Ben Hone icing his cake. 

The Faculty

It might be boring, albeit true, to tell you how supportive our professors are, and how hard they are working to create an empathetic, nurturing environment. For instance, next week we’re flipping the script on the language/power dynamic: we’re giving presentations in our first languages so the English-language learners can step into their full power. Native English speakers will present in a different (non-English) language to get a taste of what it’s like to not have full linguistic command. 

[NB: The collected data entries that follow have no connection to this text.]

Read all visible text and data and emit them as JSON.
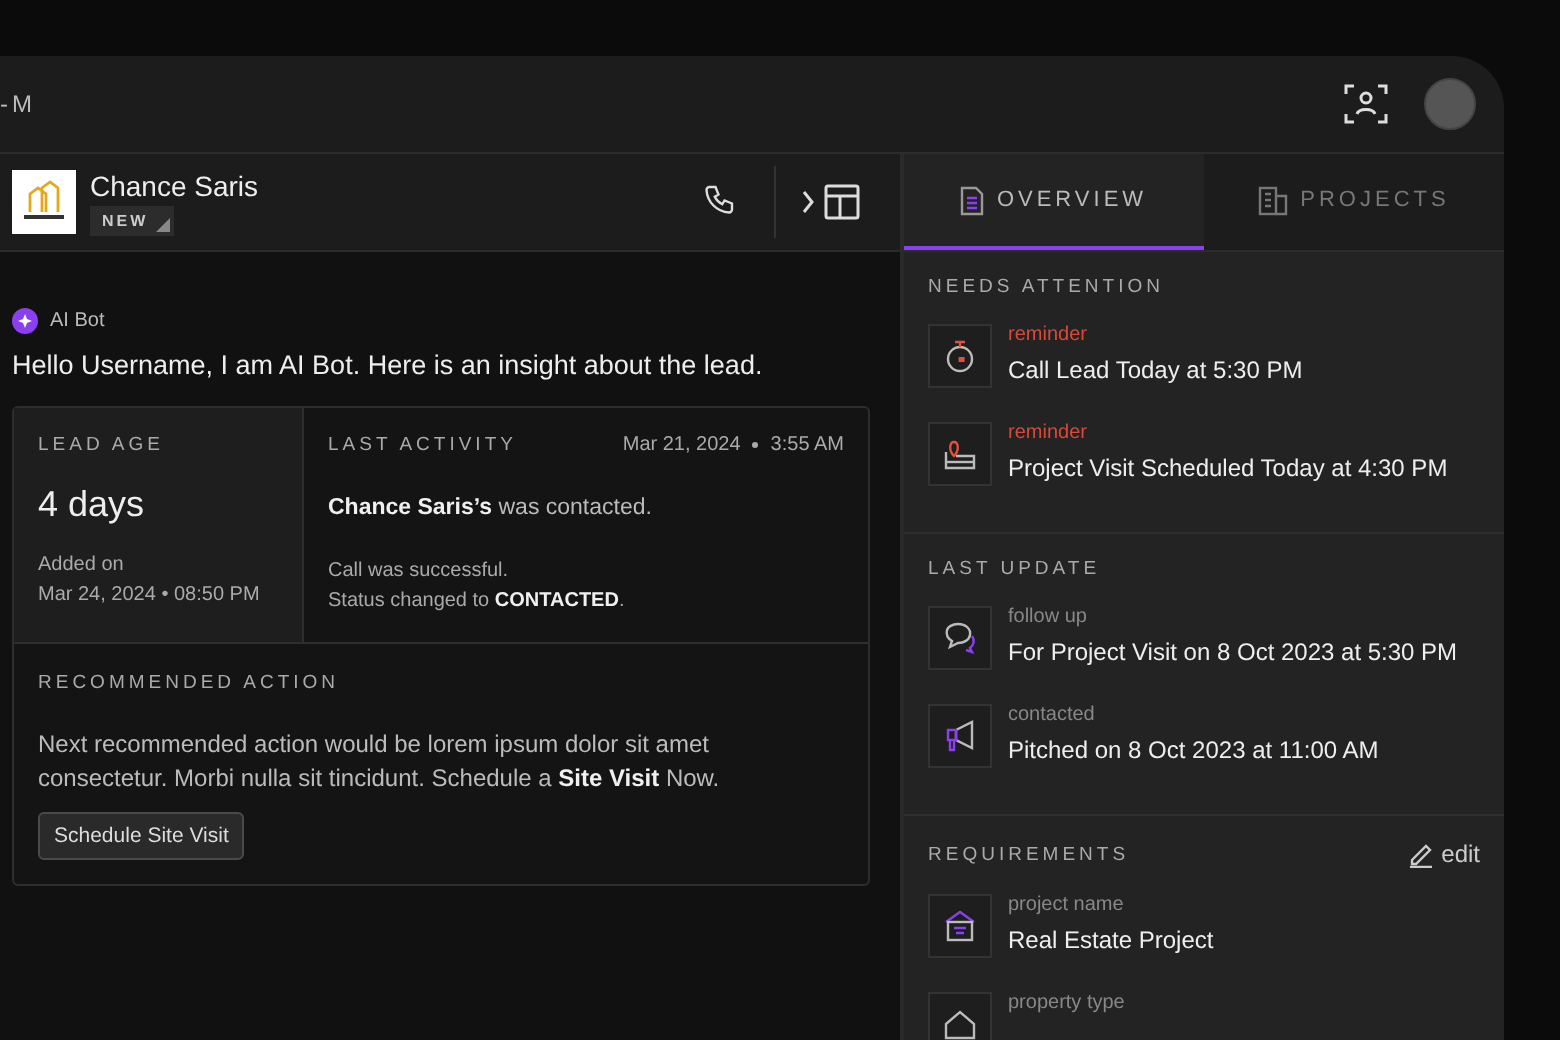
{
  "topbar": {
    "title": "-M"
  },
  "lead": {
    "name": "Chance Saris",
    "badge": "NEW"
  },
  "bot": {
    "name": "AI Bot",
    "greeting": "Hello Username, I am AI Bot. Here is an insight about the lead."
  },
  "lead_age": {
    "heading": "LEAD AGE",
    "value": "4 days",
    "added_label": "Added on",
    "added_date": "Mar 24, 2024 • 08:50 PM"
  },
  "last_activity": {
    "heading": "LAST ACTIVITY",
    "date": "Mar 21, 2024",
    "time": "3:55 AM",
    "summary": "**Chance Saris’s** was contacted.",
    "detail_1": "Call was successful.",
    "detail_2": "Status changed to **CONTACTED**."
  },
  "recommended_action": {
    "heading": "RECOMMENDED ACTION",
    "text": "Next recommended action would be lorem ipsum dolor sit amet consectetur. Morbi nulla sit tincidunt. Schedule a **Site Visit** Now.",
    "button": "Schedule Site Visit"
  },
  "tabs": [
    {
      "label": "OVERVIEW",
      "selected": true
    },
    {
      "label": "PROJECTS",
      "selected": false
    }
  ],
  "sections": [
    {
      "heading": "NEEDS ATTENTION",
      "items": [
        {
          "kind": "timer",
          "urgent": true,
          "label": "reminder",
          "value": "Call Lead Today at 5:30 PM"
        },
        {
          "kind": "visit",
          "urgent": true,
          "label": "reminder",
          "value": "Project Visit Scheduled Today at 4:30 PM"
        }
      ]
    },
    {
      "heading": "LAST UPDATE",
      "items": [
        {
          "kind": "chat",
          "urgent": false,
          "label": "follow up",
          "value": "For Project Visit on 8 Oct 2023 at 5:30 PM"
        },
        {
          "kind": "megaphone",
          "urgent": false,
          "label": "contacted",
          "value": "Pitched on 8 Oct 2023 at 11:00 AM"
        }
      ]
    },
    {
      "heading": "REQUIREMENTS",
      "action": "edit",
      "items": [
        {
          "kind": "sign",
          "urgent": false,
          "label": "project name",
          "value": "Real Estate Project"
        },
        {
          "kind": "house",
          "urgent": false,
          "label": "property type"
        }
      ]
    }
  ]
}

So, instead, I’ll laude the ways in which the faculty are challenging us: doing the difficult and sometimes unpopular work of interjecting, questioning, and pointing out our previously learned limitations at every opportunity. It’s uncomfortable to face our weaknesses, but it’s how we will grow. (I once asked my therapist, “In your opinion, what is my problem,” and it was the only therapy session I’ve ever had that was worth paying for.) This environment is unquestionably one of extreme and probably painful, growth.

The weak lunches

I’m eating my lunch as I write to you, and it consists solely of food items on the OY range of the color spectrum: a carrot, a block of sharp cheddar, and a package of pre-cut mango that I picked up from the corner bodega. This arrangement was not intentional (I do eat other colors), I just haven’t had time to go to the grocery store since classes commenced (that was 3 weeks ago now). My stomach is starved for calories, but my mind is perfectly satiated, and that is what’s keeping me going in the face of a crumbling social life and a mound of laundry that’s climbing ever higher.

In Conclusion?

Its safe to say that the class of 2026 is no longer “incoming”; we have arrived. Even though it’s only the start of the semester, and hardly enough has happened to know exactly what to expect, each passing moment indicates that we are trending positively. Looking around at my classmates, sanding vigorously or leisurely icing joint compound onto slices of blue foam, I feel the question and answer (“nothing”) form in my mind: what could be better than this?